Immerse yourself in the studio’s process

“In the first month, we’re not setting the bar sky-high for performance,” Osborne explains. “We understand it’s a mix of excitement and perhaps a bit of nerves, so it’s mostly about finding your footing in the studio.” While it can be demanding to acclimate to a new workplace and hit the ground running, what Studio NARI appreciates is a readiness to dive in. “This can be as simple as showing genuine interest in your teammates’ work, grasping the bigger picture of our process, or understanding the schedule beyond your allocated projects,” he continues. Each studio has its own unique way of working, and understanding how projects flow, the particular roles of each of the team members, and the overall schedule is crucial.
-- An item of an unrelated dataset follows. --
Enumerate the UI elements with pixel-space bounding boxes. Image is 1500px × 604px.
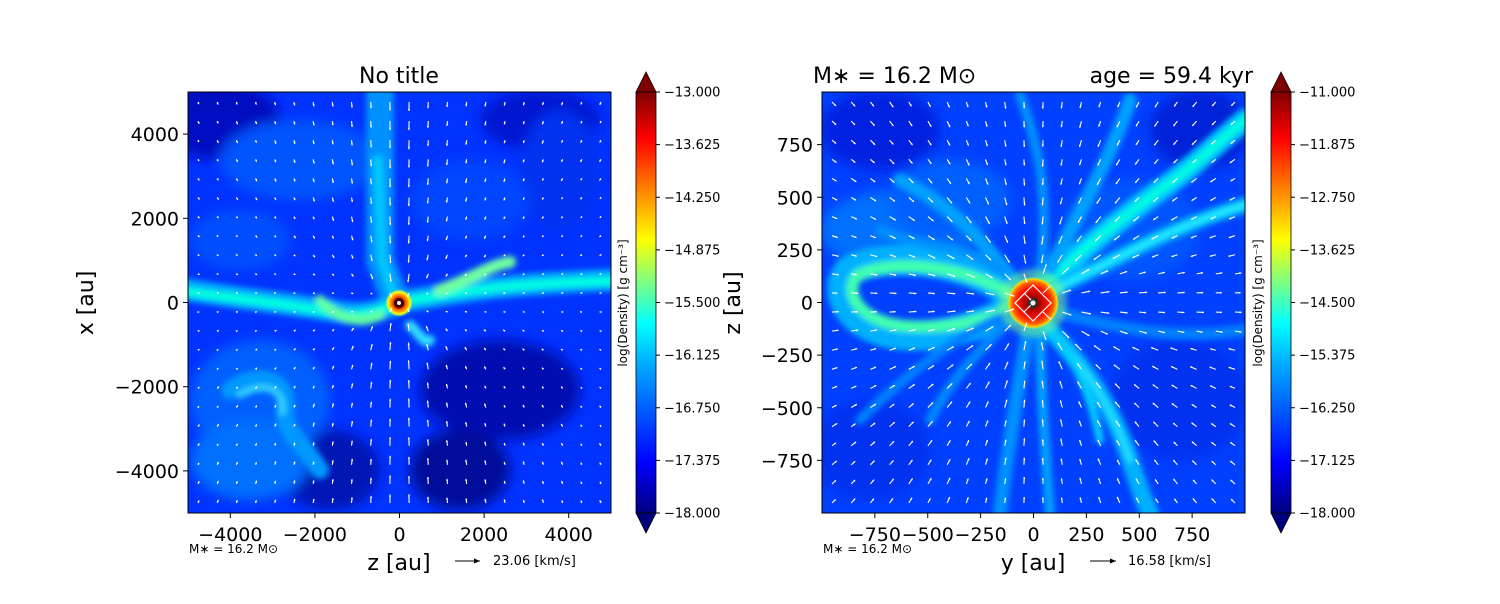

There’s no perfect timeline for settling in

As Osborne points out, everyone’s journey is unique, so there’s no set metric to measure if someone is settling in fast enough. “We’ve chosen you for a reason, having seen qualities we value and believe in,” he notes. In return, the studio hopes a new employee will be open to learning and adapting to new challenges. “If you genuinely care about the studio and your craft, it’s noticed, and everything else will naturally fall into place with time.”

Build connections with colleagues

Design is a highly collaborative field, and your ability to work well with others not only impacts the synchronicity of the studio but also your own day-to-day work and efficiency as a creative. However, jumping into a new team with unfamiliar processes and a bunch of new faces and names to remember can be daunting. “We get that,” Osborne agrees. “That’s why we put a strong emphasis on helping newcomers mesh well with their colleagues.” According to the London-based practice, as much as new employees should look out to connect with their colleagues, studios themselves should take the lead on providing the right opportunities and spaces to encourage genuine interactions. This can be achieved through collaborative work settings and more casual hangouts, like team lunches or welcome drinks.

Embrace a positive attitude

As Studio NARI has touched upon, one of the best things a new employee can do is maintain an enthusiastic and positive mindset. “In the early stages,” Osborne emphasises, “what truly matters to us is attitude and effort rather than just hitting performance metrics.” Embrace feedback (both positive and constructive), ask questions, participate in discussions, and seek opportunities to actively contribute.

Stay true to yourself

While this may seem like a matter-of-fact, straightforward point, it’s worth highlighting. “We want everyone to be genuine and authentic,” adds Osborne. If there’s one thing Studio NARI would recommend to new starters, it’s to avoid pretending or trying to be someone you’re not just to fit in. Studios appreciate individuals who bring their own unique perspectives and talents to the team. After all, that’s why you were hired. “Just be yourself!”